A prime number is a whole number greater than 1 whose only divisors are 1 and itself — 7 is prime, but 9 = 3 × 3 is not. This prime number checker first tries dividing by small primes, then runs a Miller–Rabin primality test, so it decides in a split second even for large numbers. Just type a number and it tells you "Prime" or "Not prime" instantly.
What is prime factorization and how do I read exponent form?
Prime factorization breaks a number into the prime numbers that multiply to make it. This prime factorization calculator writes repeated factors as exponents: 360 = 2³ × 3² × 5 means 2 × 2 × 2 × 3 × 3 × 5. The small raised number (the exponent) is how many times that prime appears, so 2³ is "three twos multiplied together."
How large a number can it check?
The tool uses JavaScript BigInt, so it isn't limited to ordinary integers. Below roughly 3.3 × 10²⁴ the Miller–Rabin test is deterministic — the answer is exact. Above that it switches to a strong probabilistic test and labels the result "probable prime." Factorization of huge numbers with two large prime factors can be slow; if it hits the time limit it tells you rather than freezing.
Are 0 and 1 prime?

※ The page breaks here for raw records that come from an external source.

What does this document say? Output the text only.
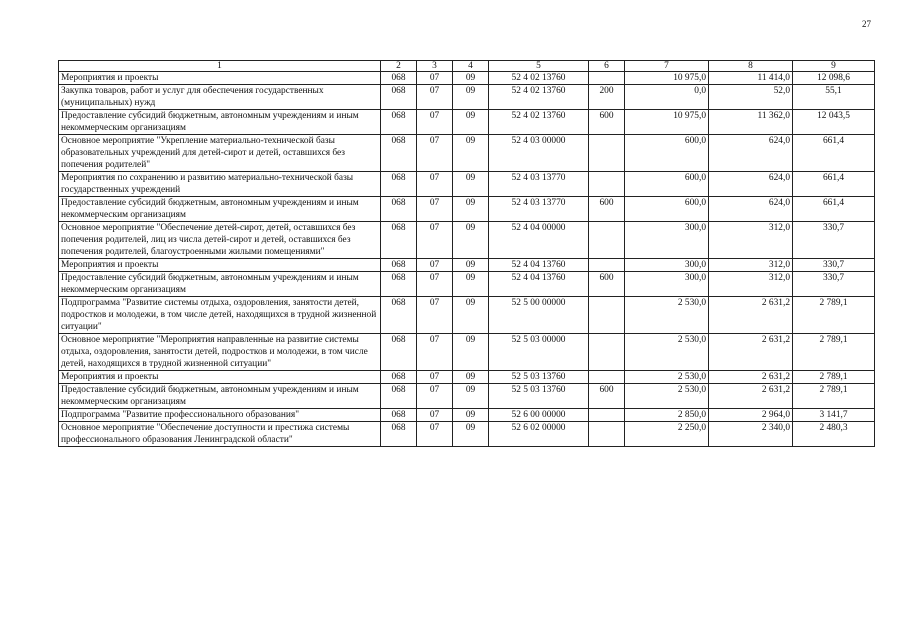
27
1	2	3	4	5	6	7	8	9
Мероприятия и проекты	068	07	09	52 4 02 13760		10 975,0	11 414,0	12 098,6
Закупка товаров, работ и услуг для обеспечения государственных (муниципальных) нужд	068	07	09	52 4 02 13760	200	0,0	52,0	55,1
Предоставление субсидий бюджетным, автономным учреждениям и иным некоммерческим организациям	068	07	09	52 4 02 13760	600	10 975,0	11 362,0	12 043,5
Основное мероприятие "Укрепление материально-технической базы образовательных учреждений для детей-сирот и детей, оставшихся без попечения родителей"	068	07	09	52 4 03 00000		600,0	624,0	661,4
Мероприятия по сохранению и развитию материально-технической базы государственных учреждений	068	07	09	52 4 03 13770		600,0	624,0	661,4
Предоставление субсидий бюджетным, автономным учреждениям и иным некоммерческим организациям	068	07	09	52 4 03 13770	600	600,0	624,0	661,4
Основное мероприятие "Обеспечение детей-сирот, детей, оставшихся без попечения родителей, лиц из числа детей-сирот и детей, оставшихся без попечения родителей, благоустроенными жилыми помещениями"	068	07	09	52 4 04 00000		300,0	312,0	330,7
Мероприятия и проекты	068	07	09	52 4 04 13760		300,0	312,0	330,7
Предоставление субсидий бюджетным, автономным учреждениям и иным некоммерческим организациям	068	07	09	52 4 04 13760	600	300,0	312,0	330,7
Подпрограмма "Развитие системы отдыха, оздоровления, занятости детей, подростков и молодежи, в том числе детей, находящихся в трудной жизненной ситуации"	068	07	09	52 5 00 00000		2 530,0	2 631,2	2 789,1
Основное мероприятие "Мероприятия направленные на развитие системы отдыха, оздоровления, занятости детей, подростков и молодежи, в том числе детей, находящихся в трудной жизненной ситуации"	068	07	09	52 5 03 00000		2 530,0	2 631,2	2 789,1
Мероприятия и проекты	068	07	09	52 5 03 13760		2 530,0	2 631,2	2 789,1
Предоставление субсидий бюджетным, автономным учреждениям и иным некоммерческим организациям	068	07	09	52 5 03 13760	600	2 530,0	2 631,2	2 789,1
Подпрограмма "Развитие профессионального образования"	068	07	09	52 6 00 00000		2 850,0	2 964,0	3 141,7
Основное мероприятие "Обеспечение доступности и престижа системы профессионального образования Ленинградской области"	068	07	09	52 6 02 00000		2 250,0	2 340,0	2 480,3
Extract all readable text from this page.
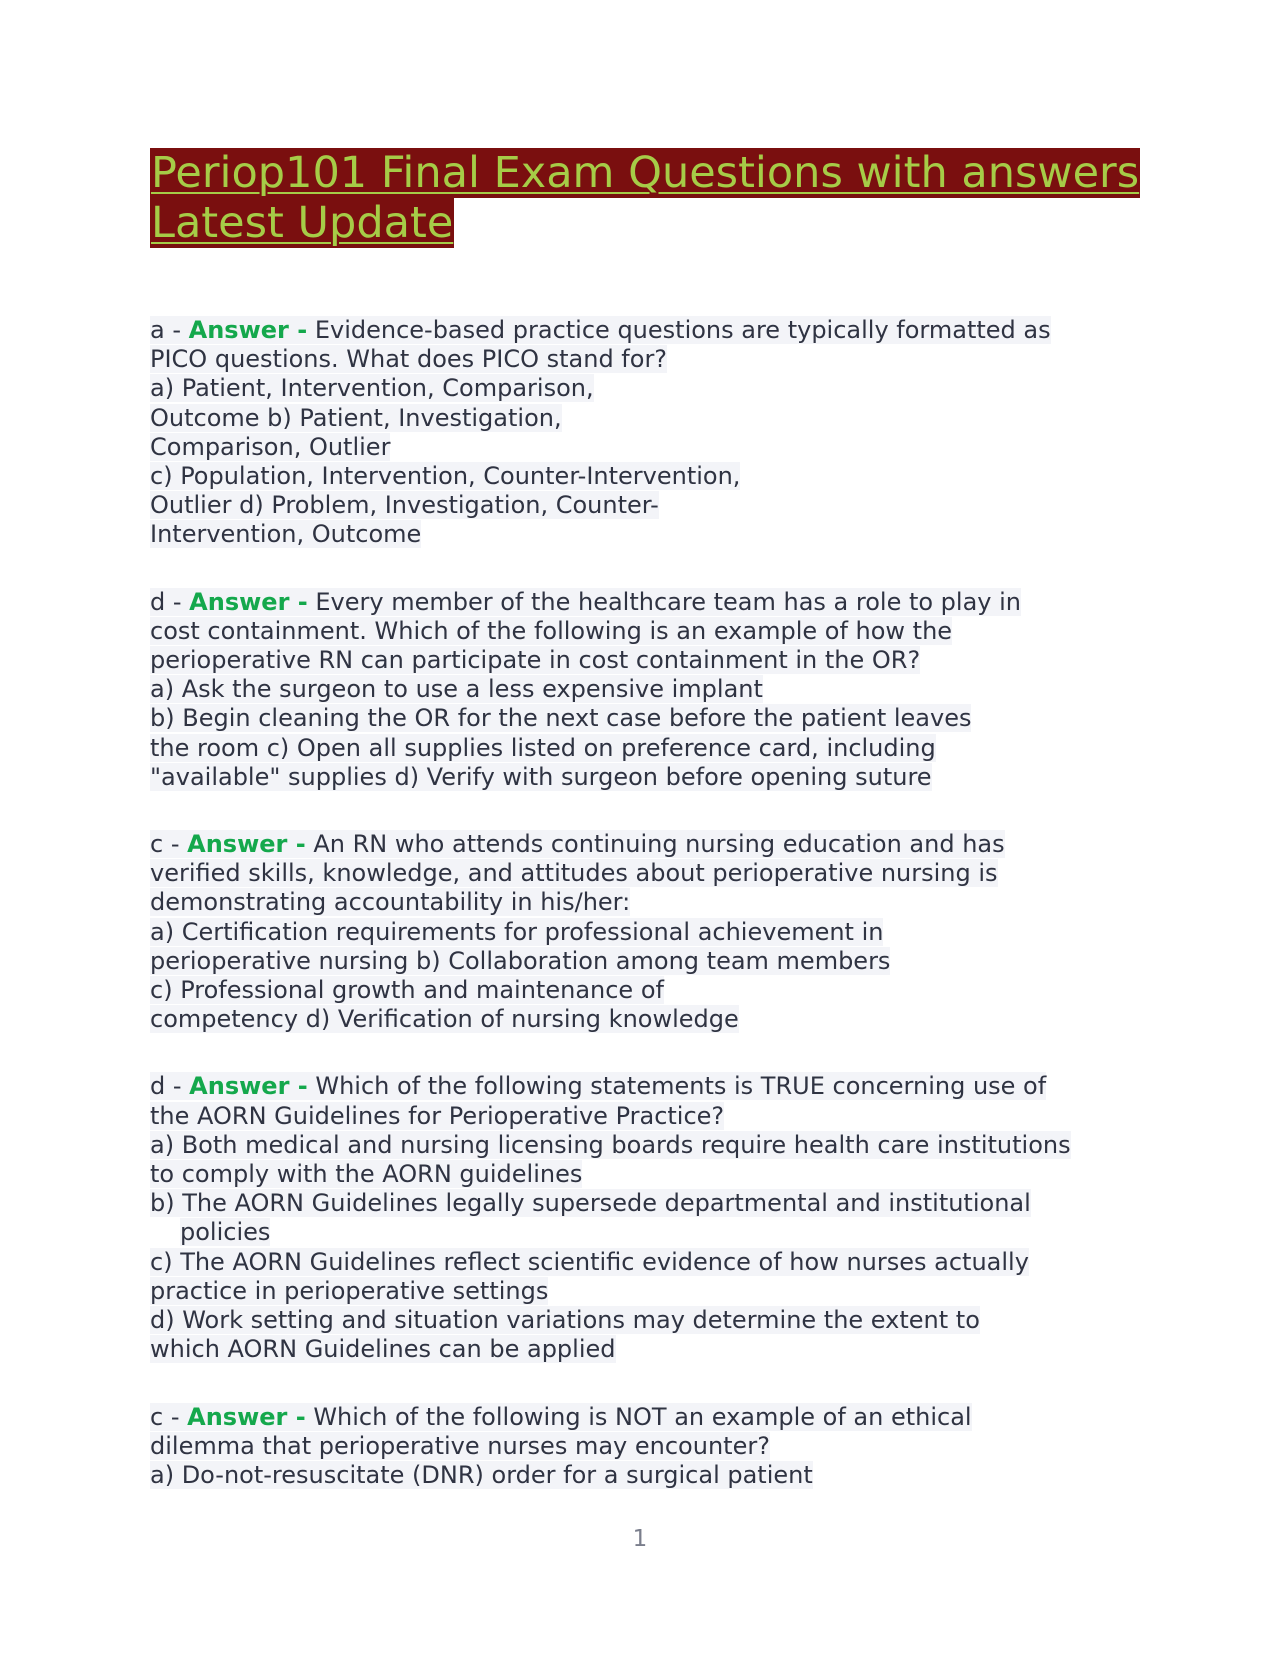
Periop101 Final Exam Questions with answers
Latest Update
a - Answer - Evidence-based practice questions are typically formatted as
PICO questions. What does PICO stand for?
a) Patient, Intervention, Comparison,
Outcome b) Patient, Investigation,
Comparison, Outlier
c) Population, Intervention, Counter-Intervention,
Outlier d) Problem, Investigation, Counter-
Intervention, Outcome
d - Answer - Every member of the healthcare team has a role to play in
cost containment. Which of the following is an example of how the
perioperative RN can participate in cost containment in the OR?
a) Ask the surgeon to use a less expensive implant
b) Begin cleaning the OR for the next case before the patient leaves
the room c) Open all supplies listed on preference card, including
"available" supplies d) Verify with surgeon before opening suture
c - Answer - An RN who attends continuing nursing education and has
verified skills, knowledge, and attitudes about perioperative nursing is
demonstrating accountability in his/her:
a) Certification requirements for professional achievement in
perioperative nursing b) Collaboration among team members
c) Professional growth and maintenance of
competency d) Verification of nursing knowledge
d - Answer - Which of the following statements is TRUE concerning use of
the AORN Guidelines for Perioperative Practice?
a) Both medical and nursing licensing boards require health care institutions
to comply with the AORN guidelines
b) The AORN Guidelines legally supersede departmental and institutional
policies
c) The AORN Guidelines reflect scientific evidence of how nurses actually
practice in perioperative settings
d) Work setting and situation variations may determine the extent to
which AORN Guidelines can be applied
c - Answer - Which of the following is NOT an example of an ethical
dilemma that perioperative nurses may encounter?
a) Do-not-resuscitate (DNR) order for a surgical patient
1
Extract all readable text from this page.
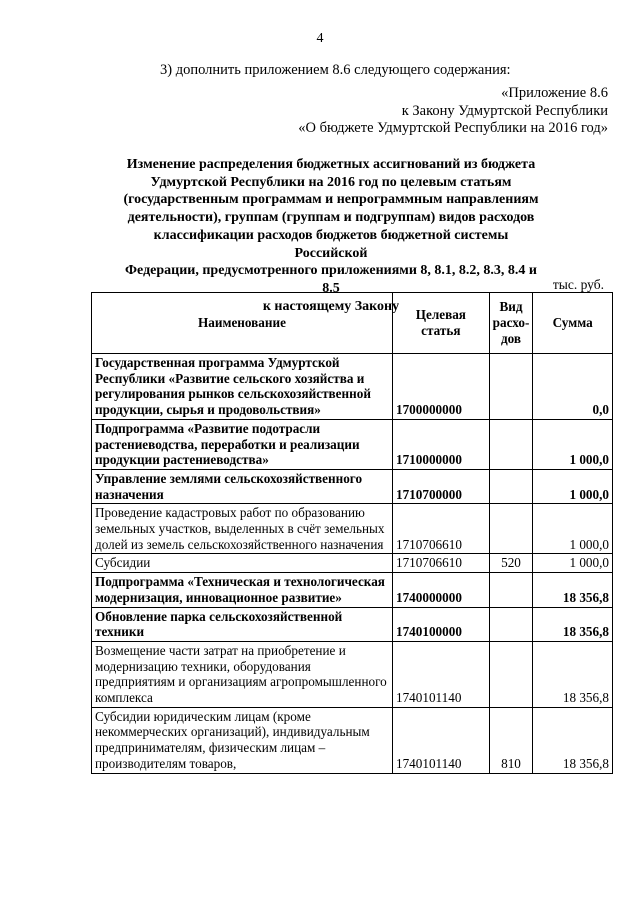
4
3) дополнить приложением 8.6 следующего содержания:
«Приложение 8.6
к Закону Удмуртской Республики
«О бюджете Удмуртской Республики на 2016 год»
Изменение распределения бюджетных ассигнований из бюджета
Удмуртской Республики на 2016 год по целевым статьям
(государственным программам и непрограммным направлениям
деятельности), группам (группам и подгруппам) видов расходов
классификации расходов бюджетов бюджетной системы Российской
Федерации, предусмотренного приложениями 8, 8.1, 8.2, 8.3, 8.4 и 8.5
к настоящему Закону
тыс. руб.
Наименование	Целевая статья	Вид расхо-дов	Сумма
Государственная программа Удмуртской Республики «Развитие сельского хозяйства и регулирования рынков сельскохозяйственной продукции, сырья и продовольствия»	1700000000		0,0
Подпрограмма «Развитие подотрасли растениеводства, переработки и реализации продукции растениеводства»	1710000000		1 000,0
Управление землями сельскохозяйственного назначения	1710700000		1 000,0
Проведение кадастровых работ по образованию земельных участков, выделенных в счёт земельных долей из земель сельскохозяйственного назначения	1710706610		1 000,0
Субсидии	1710706610	520	1 000,0
Подпрограмма «Техническая и технологическая модернизация, инновационное развитие»	1740000000		18 356,8
Обновление парка сельскохозяйственной техники	1740100000		18 356,8
Возмещение части затрат на приобретение и модернизацию техники, оборудования предприятиям и организациям агропромышленного комплекса	1740101140		18 356,8
Субсидии юридическим лицам (кроме некоммерческих организаций), индивидуальным предпринимателям, физическим лицам – производителям товаров,	1740101140	810	18 356,8
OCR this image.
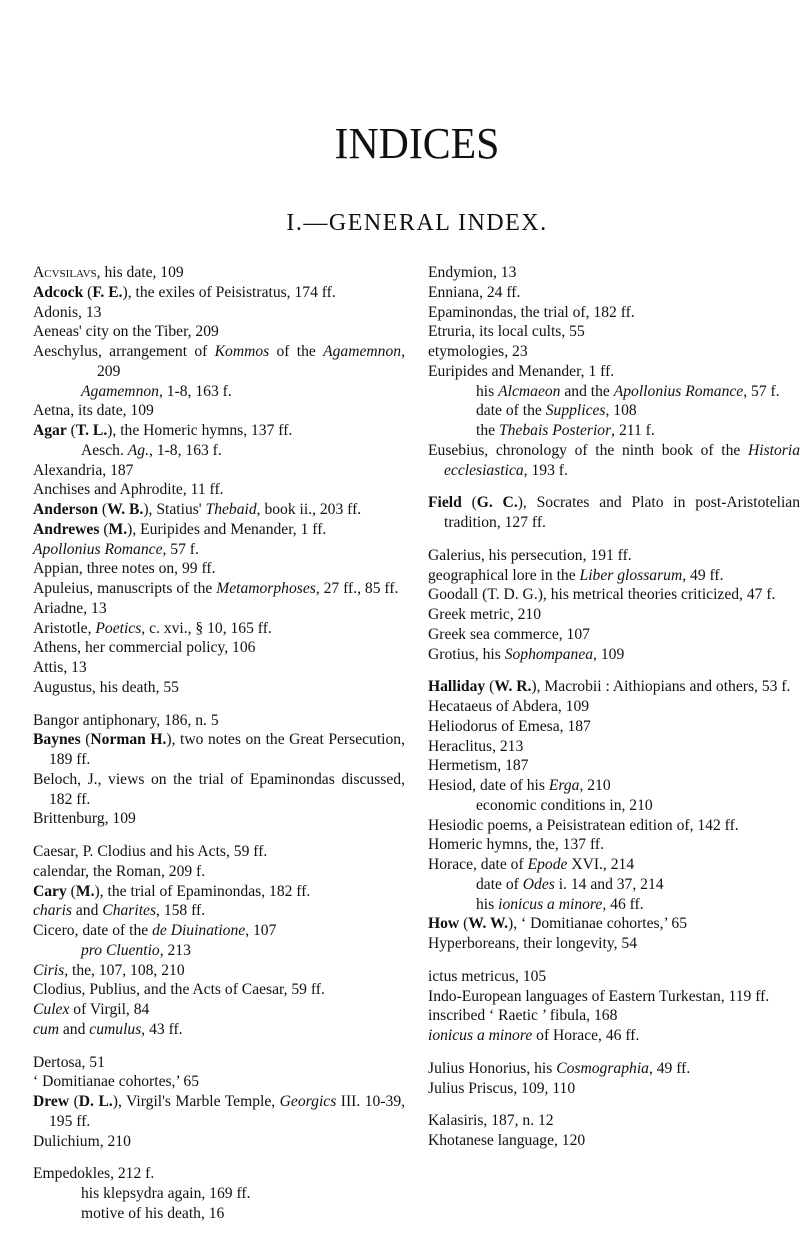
INDICES
I.—GENERAL INDEX.

Acvsilavs, his date, 109

Adcock (F. E.), the exiles of Peisistratus, 174 ff.

Adonis, 13

Aeneas' city on the Tiber, 209

Aeschylus, arrangement of Kommos of the Agamemnon, 209

Agamemnon, 1-8, 163 f.

Aetna, its date, 109

Agar (T. L.), the Homeric hymns, 137 ff.

Aesch. Ag., 1-8, 163 f.

Alexandria, 187

Anchises and Aphrodite, 11 ff.

Anderson (W. B.), Statius' Thebaid, book ii., 203 ff.

Andrewes (M.), Euripides and Menander, 1 ff.

Apollonius Romance, 57 f.

Appian, three notes on, 99 ff.

Apuleius, manuscripts of the Metamorphoses, 27 ff., 85 ff.

Ariadne, 13

Aristotle, Poetics, c. xvi., § 10, 165 ff.

Athens, her commercial policy, 106

Attis, 13

Augustus, his death, 55

Bangor antiphonary, 186, n. 5

Baynes (Norman H.), two notes on the Great Persecution, 189 ff.

Beloch, J., views on the trial of Epaminondas discussed, 182 ff.

Brittenburg, 109

Caesar, P. Clodius and his Acts, 59 ff.

calendar, the Roman, 209 f.

Cary (M.), the trial of Epaminondas, 182 ff.

charis and Charites, 158 ff.

Cicero, date of the de Diuinatione, 107

pro Cluentio, 213

Ciris, the, 107, 108, 210

Clodius, Publius, and the Acts of Caesar, 59 ff.

Culex of Virgil, 84

cum and cumulus, 43 ff.

Dertosa, 51

‘ Domitianae cohortes,’ 65

Drew (D. L.), Virgil's Marble Temple, Georgics III. 10-39, 195 ff.

Dulichium, 210

Empedokles, 212 f.

his klepsydra again, 169 ff.

motive of his death, 16

Endymion, 13

Enniana, 24 ff.

Epaminondas, the trial of, 182 ff.

Etruria, its local cults, 55

etymologies, 23

Euripides and Menander, 1 ff.

his Alcmaeon and the Apollonius Romance, 57 f.

date of the Supplices, 108

the Thebais Posterior, 211 f.

Eusebius, chronology of the ninth book of the Historia ecclesiastica, 193 f.

Field (G. C.), Socrates and Plato in post-Aristotelian tradition, 127 ff.

Galerius, his persecution, 191 ff.

geographical lore in the Liber glossarum, 49 ff.

Goodall (T. D. G.), his metrical theories criticized, 47 f.

Greek metric, 210

Greek sea commerce, 107

Grotius, his Sophompanea, 109

Halliday (W. R.), Macrobii : Aithiopians and others, 53 f.

Hecataeus of Abdera, 109

Heliodorus of Emesa, 187

Heraclitus, 213

Hermetism, 187

Hesiod, date of his Erga, 210

economic conditions in, 210

Hesiodic poems, a Peisistratean edition of, 142 ff.

Homeric hymns, the, 137 ff.

Horace, date of Epode XVI., 214

date of Odes i. 14 and 37, 214

his ionicus a minore, 46 ff.

How (W. W.), ‘ Domitianae cohortes,’ 65

Hyperboreans, their longevity, 54

ictus metricus, 105

Indo-European languages of Eastern Turkestan, 119 ff.

inscribed ‘ Raetic ’ fibula, 168

ionicus a minore of Horace, 46 ff.

Julius Honorius, his Cosmographia, 49 ff.

Julius Priscus, 109, 110

Kalasiris, 187, n. 12

Khotanese language, 120
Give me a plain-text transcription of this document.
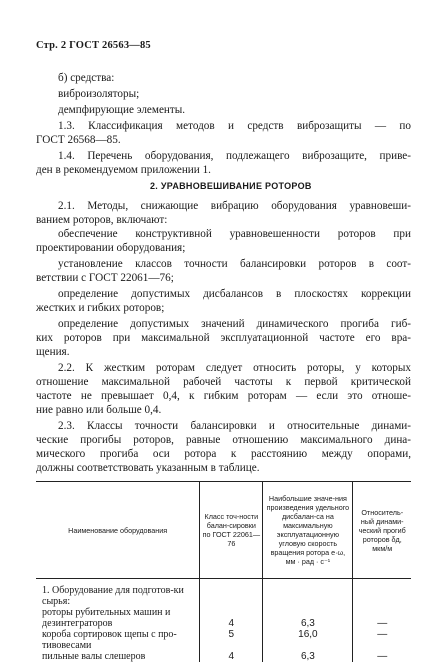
Стр. 2 ГОСТ 26563—85
б) средства:
виброизоляторы;
демпфирующие элементы.
1.3. Классификация методов и средств виброзащиты — по
ГОСТ 26568—85.
1.4. Перечень оборудования, подлежащего виброзащите, приве-
ден в рекомендуемом приложении 1.
2. УРАВНОВЕШИВАНИЕ РОТОРОВ
2.1. Методы, снижающие вибрацию оборудования уравновеши-
ванием роторов, включают:
обеспечение конструктивной уравновешенности роторов при
проектировании оборудования;
установление классов точности балансировки роторов в соот-
ветствии с ГОСТ 22061—76;
определение допустимых дисбалансов в плоскостях коррекции
жестких и гибких роторов;
определение допустимых значений динамического прогиба гиб-
ких роторов при максимальной эксплуатационной частоте его вра-
щения.
2.2. К жестким роторам следует относить роторы, у которых
отношение максимальной рабочей частоты к первой критической
частоте не превышает 0,4, к гибким роторам — если это отноше-
ние равно или больше 0,4.
2.3. Классы точности балансировки и относительные динами-
ческие прогибы роторов, равные отношению максимального дина-
мического прогиба оси ротора к расстоянию между опорами,
должны соответствовать указанным в таблице.
Наименование оборудования	Класс точ-ности балан-сировки по ГОСТ 22061—76	Наибольшие значе-ния произведения удельного дисбалан-са на максимальную эксплуатационную угловую скорость вращения ротора е·ω, мм · рад · с⁻¹	Относитель-ный динами-ческий прогиб роторов δд, мкм/м

1. Оборудование для подготов-ки сырья:			

роторы рубительных машин и дезинтеграторов	4	6,3	—

короба сортировок щепы с про-тивовесами	5	16,0	—

пильные валы слешеров	4	6,3	—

Is 2 prime?
No — 0 and 1 are not prime, because a prime must be greater than 1 and have exactly two divisors. 1 has only one divisor (itself), and 0 is divisible by everything. 2 is the smallest prime and the only even prime; every other even number is divisible by 2. This checker handles all of these edge cases explicitly instead of erroring out.
Is my number sent to a server?
No. Every calculation — the primality test and the prime factorization — runs entirely in your browser with local JavaScript. Nothing you type is uploaded, logged or stored on a server, and there are no ads or sign-up. Your last input is saved only in your own browser (localStorage) so it's still there when you come back.